In this study, a group of researchers from University College London’s UCL Institute of Ophthalmology and their collaborators set out to develop and implement a new type of gene therapy specifically designed to treat neurodegeneration in a mouse model of CLN6 disease.
Like other types of gene therapy, this brain-directed gene therapy focused on delivering a functional copy of the human CLN6 gene using an adeno-associated viral (AAV) vector, AAV9.
However, unlike other types of gene therapy, the construct was directly administered to cells in the brains of newborn mice through an injection on the brain’s ventricles — brain cavities filled with cerebrospinal fluid (CSF, the liquid that circulates in the brain and spinal cord).
Using immunohistochemistry — a lab test that allows researchers to visualize the human CLN6 in the brain — investigators confirmed the new method led to widespread production of CLN6 in the brains of healthy newborn mice.

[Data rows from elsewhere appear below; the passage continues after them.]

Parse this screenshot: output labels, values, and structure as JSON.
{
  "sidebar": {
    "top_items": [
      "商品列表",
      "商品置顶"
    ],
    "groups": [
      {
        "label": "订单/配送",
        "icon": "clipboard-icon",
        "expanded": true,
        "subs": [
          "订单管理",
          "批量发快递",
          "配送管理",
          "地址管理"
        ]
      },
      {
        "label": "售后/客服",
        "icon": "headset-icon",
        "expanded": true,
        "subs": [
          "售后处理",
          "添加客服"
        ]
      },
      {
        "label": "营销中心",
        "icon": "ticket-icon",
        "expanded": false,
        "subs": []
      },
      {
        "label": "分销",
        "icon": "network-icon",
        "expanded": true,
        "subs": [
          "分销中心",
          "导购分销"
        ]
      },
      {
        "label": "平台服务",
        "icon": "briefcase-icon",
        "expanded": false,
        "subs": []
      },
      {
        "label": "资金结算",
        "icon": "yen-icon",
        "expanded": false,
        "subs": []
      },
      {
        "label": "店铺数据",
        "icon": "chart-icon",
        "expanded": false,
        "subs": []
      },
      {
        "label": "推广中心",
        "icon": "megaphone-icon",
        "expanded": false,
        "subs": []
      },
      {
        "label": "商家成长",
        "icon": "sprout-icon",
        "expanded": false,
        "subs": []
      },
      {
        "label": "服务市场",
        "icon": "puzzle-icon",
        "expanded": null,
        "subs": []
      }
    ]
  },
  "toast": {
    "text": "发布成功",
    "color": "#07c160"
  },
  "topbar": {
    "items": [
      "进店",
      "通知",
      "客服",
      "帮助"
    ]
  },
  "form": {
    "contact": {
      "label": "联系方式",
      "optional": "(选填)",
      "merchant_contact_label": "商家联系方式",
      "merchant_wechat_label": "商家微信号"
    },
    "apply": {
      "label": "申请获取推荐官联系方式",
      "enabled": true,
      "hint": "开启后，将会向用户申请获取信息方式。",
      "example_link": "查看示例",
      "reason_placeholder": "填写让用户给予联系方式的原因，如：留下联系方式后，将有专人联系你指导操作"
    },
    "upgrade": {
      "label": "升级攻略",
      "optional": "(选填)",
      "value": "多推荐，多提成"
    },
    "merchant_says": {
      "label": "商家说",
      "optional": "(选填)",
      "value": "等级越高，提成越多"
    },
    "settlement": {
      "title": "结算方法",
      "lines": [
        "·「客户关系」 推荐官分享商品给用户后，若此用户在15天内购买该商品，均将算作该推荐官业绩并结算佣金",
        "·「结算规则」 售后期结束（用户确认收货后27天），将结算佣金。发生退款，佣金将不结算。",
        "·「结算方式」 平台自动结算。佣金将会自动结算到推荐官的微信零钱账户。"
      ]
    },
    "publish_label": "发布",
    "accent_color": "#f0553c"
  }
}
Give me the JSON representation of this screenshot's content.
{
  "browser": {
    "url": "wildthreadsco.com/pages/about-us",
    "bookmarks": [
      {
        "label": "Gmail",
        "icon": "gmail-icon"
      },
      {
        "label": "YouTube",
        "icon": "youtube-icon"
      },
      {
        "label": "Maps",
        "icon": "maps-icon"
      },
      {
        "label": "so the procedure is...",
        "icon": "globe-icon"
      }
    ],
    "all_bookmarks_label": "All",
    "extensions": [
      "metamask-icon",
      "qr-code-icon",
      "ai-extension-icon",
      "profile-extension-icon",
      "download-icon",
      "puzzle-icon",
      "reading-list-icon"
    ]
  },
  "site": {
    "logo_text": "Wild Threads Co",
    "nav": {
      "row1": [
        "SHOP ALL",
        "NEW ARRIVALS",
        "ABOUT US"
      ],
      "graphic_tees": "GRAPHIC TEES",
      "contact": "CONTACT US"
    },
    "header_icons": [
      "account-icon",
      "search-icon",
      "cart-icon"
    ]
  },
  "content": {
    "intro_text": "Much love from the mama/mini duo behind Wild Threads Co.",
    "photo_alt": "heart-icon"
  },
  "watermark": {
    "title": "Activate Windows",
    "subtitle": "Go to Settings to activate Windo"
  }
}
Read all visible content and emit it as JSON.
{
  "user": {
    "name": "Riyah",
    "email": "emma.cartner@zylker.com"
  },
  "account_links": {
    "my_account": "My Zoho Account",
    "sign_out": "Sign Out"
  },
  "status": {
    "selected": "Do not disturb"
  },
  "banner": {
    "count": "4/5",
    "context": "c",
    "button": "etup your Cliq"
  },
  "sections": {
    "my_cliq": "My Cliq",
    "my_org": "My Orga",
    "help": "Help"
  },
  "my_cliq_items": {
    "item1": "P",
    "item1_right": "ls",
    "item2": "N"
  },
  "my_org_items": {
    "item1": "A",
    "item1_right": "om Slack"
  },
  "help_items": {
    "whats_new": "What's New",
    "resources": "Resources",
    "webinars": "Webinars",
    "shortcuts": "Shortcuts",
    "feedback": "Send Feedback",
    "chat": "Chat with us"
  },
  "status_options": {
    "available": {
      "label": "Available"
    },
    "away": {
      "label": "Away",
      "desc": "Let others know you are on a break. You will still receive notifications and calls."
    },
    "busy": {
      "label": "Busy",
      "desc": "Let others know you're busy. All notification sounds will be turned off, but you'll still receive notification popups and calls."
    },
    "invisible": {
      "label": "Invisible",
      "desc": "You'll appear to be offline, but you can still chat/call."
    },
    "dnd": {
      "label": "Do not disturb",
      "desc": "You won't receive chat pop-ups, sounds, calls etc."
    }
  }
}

Remarkably, they found that the new brain-directed gene therapy prolonged the lifespan of newborn mice lacking a functional Cln6 gene (the mouse equivalent to the human CLN6 gene) by 90%.
In addition, it improved their motor function, reduced the loss of neurons and the accumulation of toxic deposits inside cells for up to 23 months after therapy administration.
Importantly, the treatment effect led to long-term therapeutic benefit, and was maintained for almost two years following the injections, equivalent to the lifespan of normal, healthy mice.
“These data demonstrate that brain-directed gene therapy is a valid strategy to treat the neurodegeneration of CLN6 disease and may be applied to other forms of NCL caused by transmembrane protein deficiencies in the future,” the scientists concluded.